Implement batched matmul for large 1D dot products#3580
Conversation
|
@zcbenz would it possible for you to review this? |
zcbenz
left a comment
There was a problem hiding this comment.
This basically looks good to me, thanks!
|
@zcbenz I have made the changes could you review and merge. |
zcbenz
left a comment
There was a problem hiding this comment.
I would like another review from maintainers before merging.
Ok sure, is there someone specific I should tag to request a review? |
|
@angeloskath @jagrit06 it would be great if you could review these changes |
|
@zcbenz Its been several weeks since the changes and I believe that the changes are not very large in terms of number of lines, so would it be possible for this to be merged? |
|
Sorry WWDC had largely disrupted our schedule, there is no wrong with this PR it is just I need another view on this since I lack the background knowledge.
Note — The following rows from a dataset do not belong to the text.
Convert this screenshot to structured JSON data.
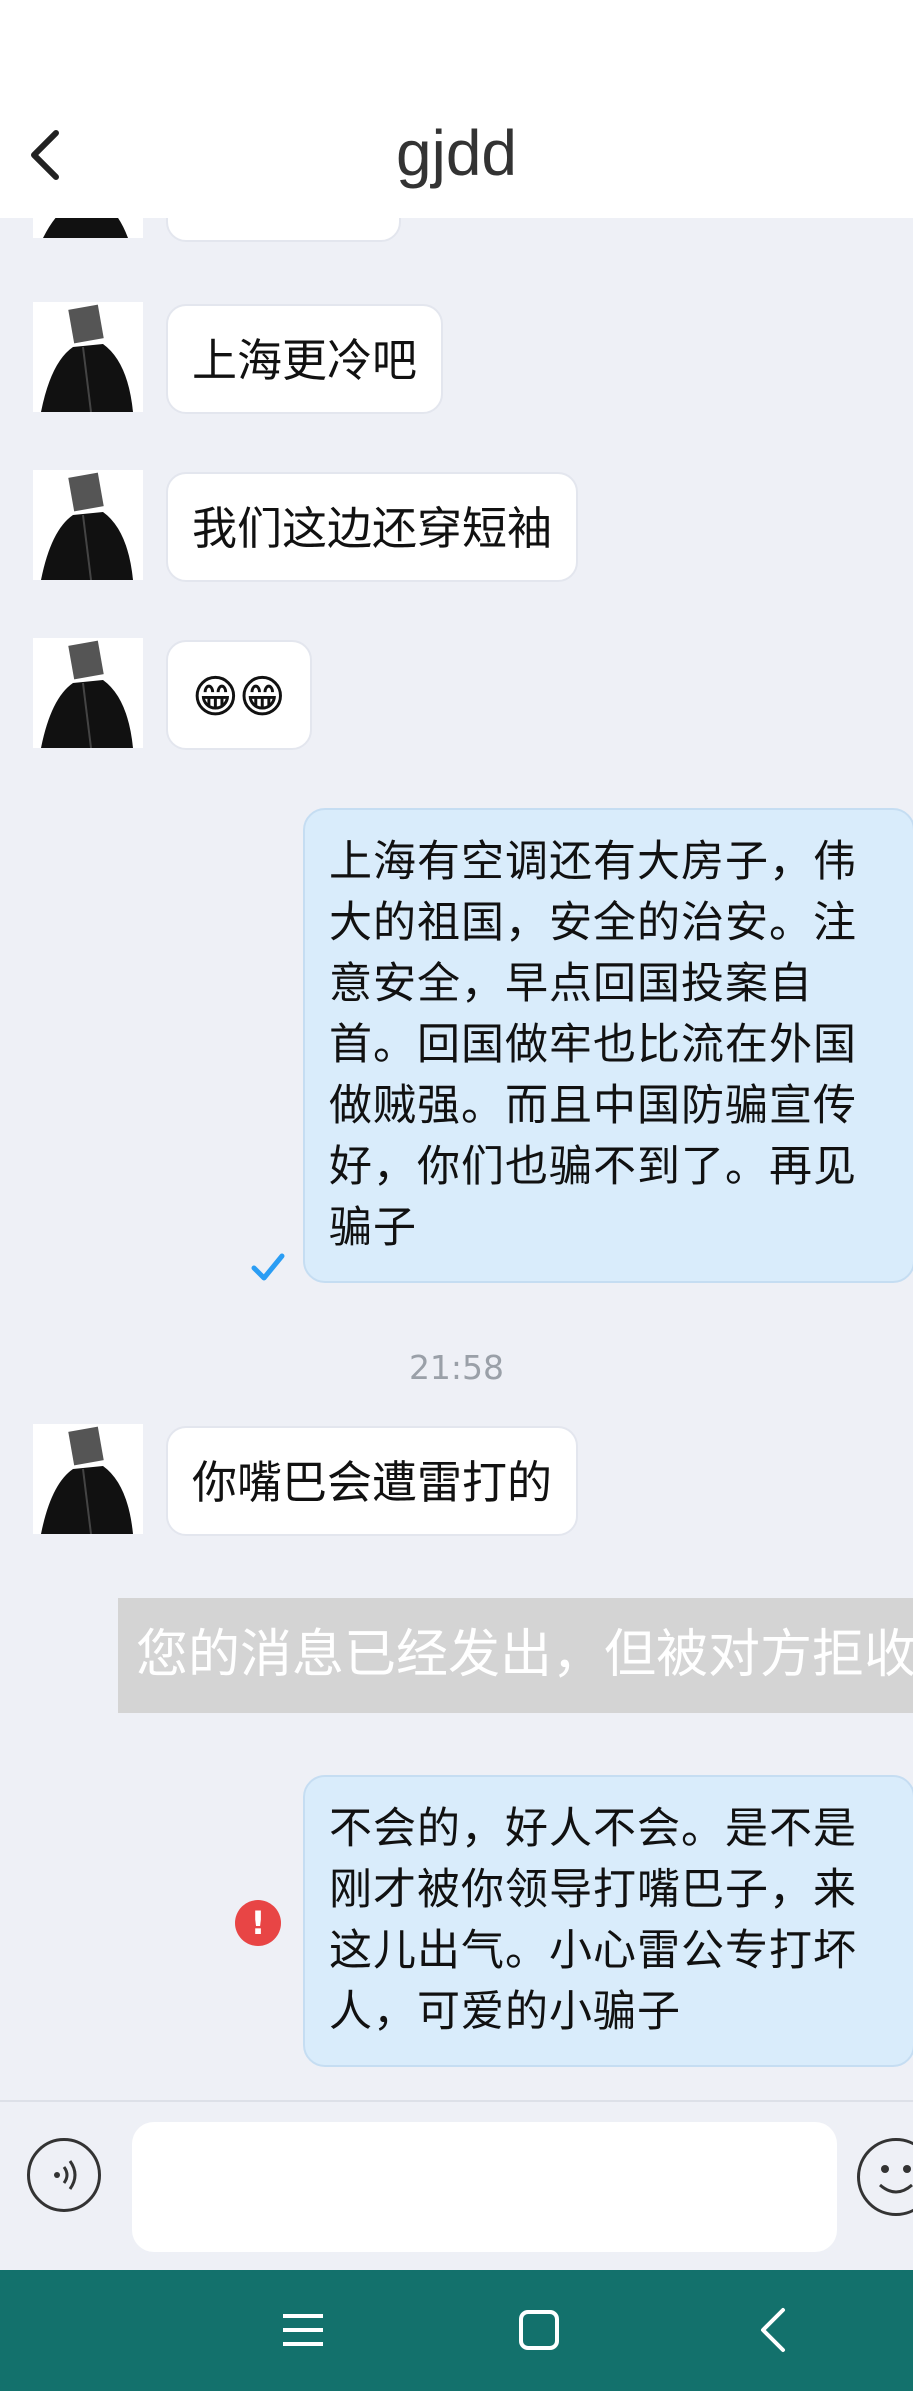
{
  "header": {
    "title": "gjdd",
    "back_icon": "chevron-left-icon"
  },
  "messages": [
    {
      "type": "incoming",
      "text": "上海更冷吧"
    },
    {
      "type": "incoming",
      "text": "我们这边还穿短袖"
    },
    {
      "type": "incoming",
      "text": "😁😁"
    },
    {
      "type": "outgoing",
      "text": "上海有空调还有大房子，伟大的祖国，安全的治安。注意安全，早点回国投案自首。回国做牢也比流在外国做贼强。而且中国防骗宣传好，你们也骗不到了。再见骗子",
      "status": "sent"
    },
    {
      "type": "timestamp",
      "text": "21:58"
    },
    {
      "type": "incoming",
      "text": "你嘴巴会遭雷打的"
    },
    {
      "type": "system",
      "text": "您的消息已经发出，但被对方拒收了"
    },
    {
      "type": "outgoing",
      "text": "不会的，好人不会。是不是刚才被你领导打嘴巴子，来这儿出气。小心雷公专打坏人，可爱的小骗子",
      "status": "failed",
      "status_icon": "!"
    }
  ],
  "input_bar": {
    "voice_icon": "voice-icon",
    "input_value": "",
    "emoji_icon": "emoji-icon"
  },
  "nav_bar": {
    "icons": [
      "menu-icon",
      "home-icon",
      "back-icon"
    ]
  },
  "colors": {
    "outgoing_bubble": "#d9ecfb",
    "incoming_bubble": "#ffffff",
    "nav_bar": "#13716c",
    "error": "#e84545",
    "check": "#2a9df4"
  }
}
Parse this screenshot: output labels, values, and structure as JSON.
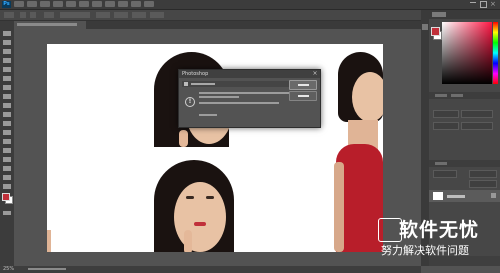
{
  "app": {
    "logo_text": "Ps"
  },
  "dialog": {
    "title": "Photoshop"
  },
  "status": {
    "zoom": "25%"
  },
  "watermark": {
    "title": "软件无忧",
    "subtitle": "努力解决软件问题"
  },
  "colors": {
    "foreground": "#c0303a",
    "background": "#ffffff",
    "accent": "#31a8ff"
  }
}
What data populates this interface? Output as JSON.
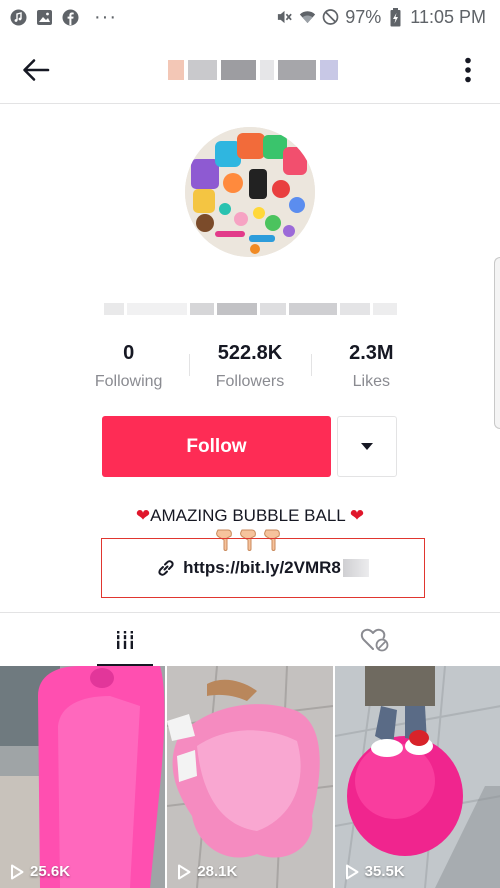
{
  "status_bar": {
    "battery": "97%",
    "time": "11:05 PM",
    "dots": "···"
  },
  "header": {
    "back_icon": "arrow-left-icon",
    "more_icon": "vertical-dots-icon"
  },
  "profile": {
    "stats": [
      {
        "value": "0",
        "label": "Following"
      },
      {
        "value": "522.8K",
        "label": "Followers"
      },
      {
        "value": "2.3M",
        "label": "Likes"
      }
    ],
    "follow_label": "Follow",
    "bio_text": "AMAZING BUBBLE BALL ",
    "link_text": "https://bit.ly/2VMR8"
  },
  "tabs": [
    {
      "name": "videos-tab",
      "icon": "grid-icon",
      "active": true
    },
    {
      "name": "liked-tab",
      "icon": "hidden-heart-icon",
      "active": false
    }
  ],
  "videos": [
    {
      "views": "25.6K"
    },
    {
      "views": "28.1K"
    },
    {
      "views": "35.5K"
    }
  ],
  "colors": {
    "accent": "#fe2c55",
    "link_border": "#e0362f"
  }
}
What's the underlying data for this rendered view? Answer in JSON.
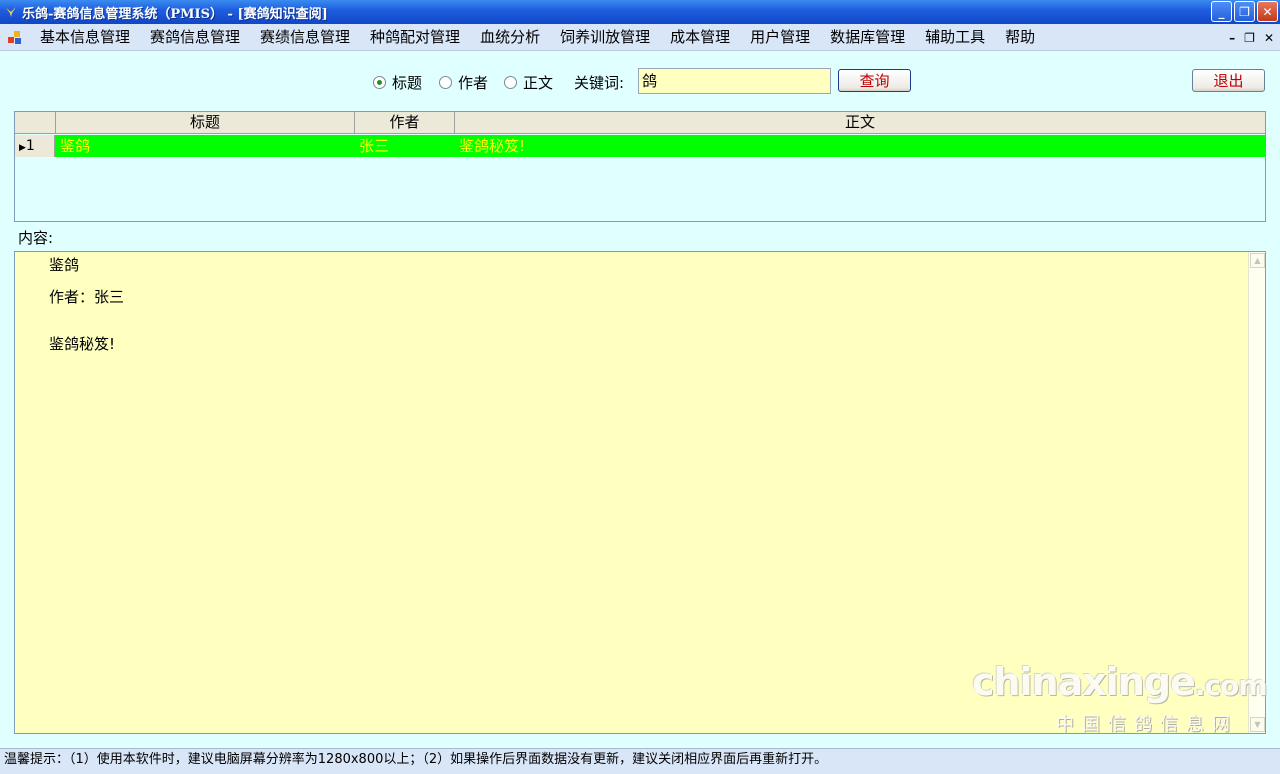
{
  "window": {
    "title": "乐鸽-赛鸽信息管理系统（PMIS） - [赛鸽知识查阅]"
  },
  "menu": {
    "items": [
      "基本信息管理",
      "赛鸽信息管理",
      "赛绩信息管理",
      "种鸽配对管理",
      "血统分析",
      "饲养训放管理",
      "成本管理",
      "用户管理",
      "数据库管理",
      "辅助工具",
      "帮助"
    ]
  },
  "search": {
    "options": [
      {
        "label": "标题",
        "checked": true
      },
      {
        "label": "作者",
        "checked": false
      },
      {
        "label": "正文",
        "checked": false
      }
    ],
    "keyword_label": "关键词:",
    "keyword_value": "鸽",
    "query_button": "查询",
    "exit_button": "退出"
  },
  "grid": {
    "columns": [
      "标题",
      "作者",
      "正文"
    ],
    "rows": [
      {
        "index": "1",
        "title": "鉴鸽",
        "author": "张三",
        "body": "鉴鸽秘笈!"
      }
    ]
  },
  "content": {
    "label": "内容:",
    "title": "鉴鸽",
    "author_line": "作者：张三",
    "body": "鉴鸽秘笈!"
  },
  "watermark": {
    "main": "chinaxinge",
    "suffix": ".com",
    "sub": "中国信鸽信息网"
  },
  "status": {
    "text": "温馨提示：（1）使用本软件时，建议电脑屏幕分辨率为1280x800以上；（2）如果操作后界面数据没有更新，建议关闭相应界面后再重新打开。"
  }
}
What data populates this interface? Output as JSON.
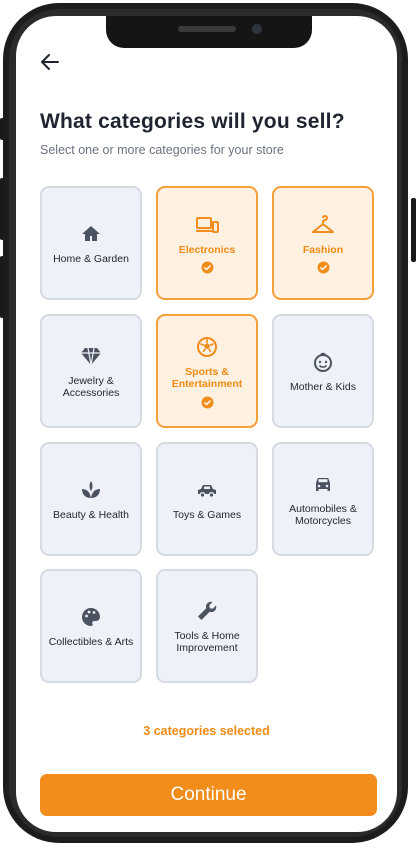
{
  "header": {
    "back_icon": "arrow-left-icon",
    "title": "What categories will you sell?",
    "subtitle": "Select one or more categories for your store"
  },
  "categories": [
    {
      "label": "Home & Garden",
      "icon": "home-icon",
      "selected": false
    },
    {
      "label": "Electronics",
      "icon": "devices-icon",
      "selected": true
    },
    {
      "label": "Fashion",
      "icon": "hanger-icon",
      "selected": true
    },
    {
      "label": "Jewelry & Accessories",
      "icon": "diamond-icon",
      "selected": false
    },
    {
      "label": "Sports & Entertainment",
      "icon": "soccer-ball-icon",
      "selected": true
    },
    {
      "label": "Mother & Kids",
      "icon": "baby-face-icon",
      "selected": false
    },
    {
      "label": "Beauty & Health",
      "icon": "spa-icon",
      "selected": false
    },
    {
      "label": "Toys & Games",
      "icon": "toy-car-icon",
      "selected": false
    },
    {
      "label": "Automobiles & Motorcycles",
      "icon": "car-icon",
      "selected": false
    },
    {
      "label": "Collectibles & Arts",
      "icon": "palette-icon",
      "selected": false
    },
    {
      "label": "Tools & Home Improvement",
      "icon": "wrench-icon",
      "selected": false
    }
  ],
  "status": {
    "selected_count_text": "3 categories selected"
  },
  "footer": {
    "continue_label": "Continue"
  },
  "colors": {
    "accent": "#f28c1a",
    "selected_bg": "#fff1e2",
    "tile_bg": "#eef1f8",
    "text": "#1f2430"
  }
}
WWDC is over now and there is a large backlog so please give us more time. |
|
No worries and thanks for the update. |
angeloskath
left a comment
There was a problem hiding this comment.
@Ved235 sorry for the super late reply, especially since it will be a negative response.
This is something we need to fix indeed but unfortunately this is not the way to fix it. Basically the ops should not really change based on the shape but the implementation should. The same way that we route to split-k kernel when the matrix K dimension is large.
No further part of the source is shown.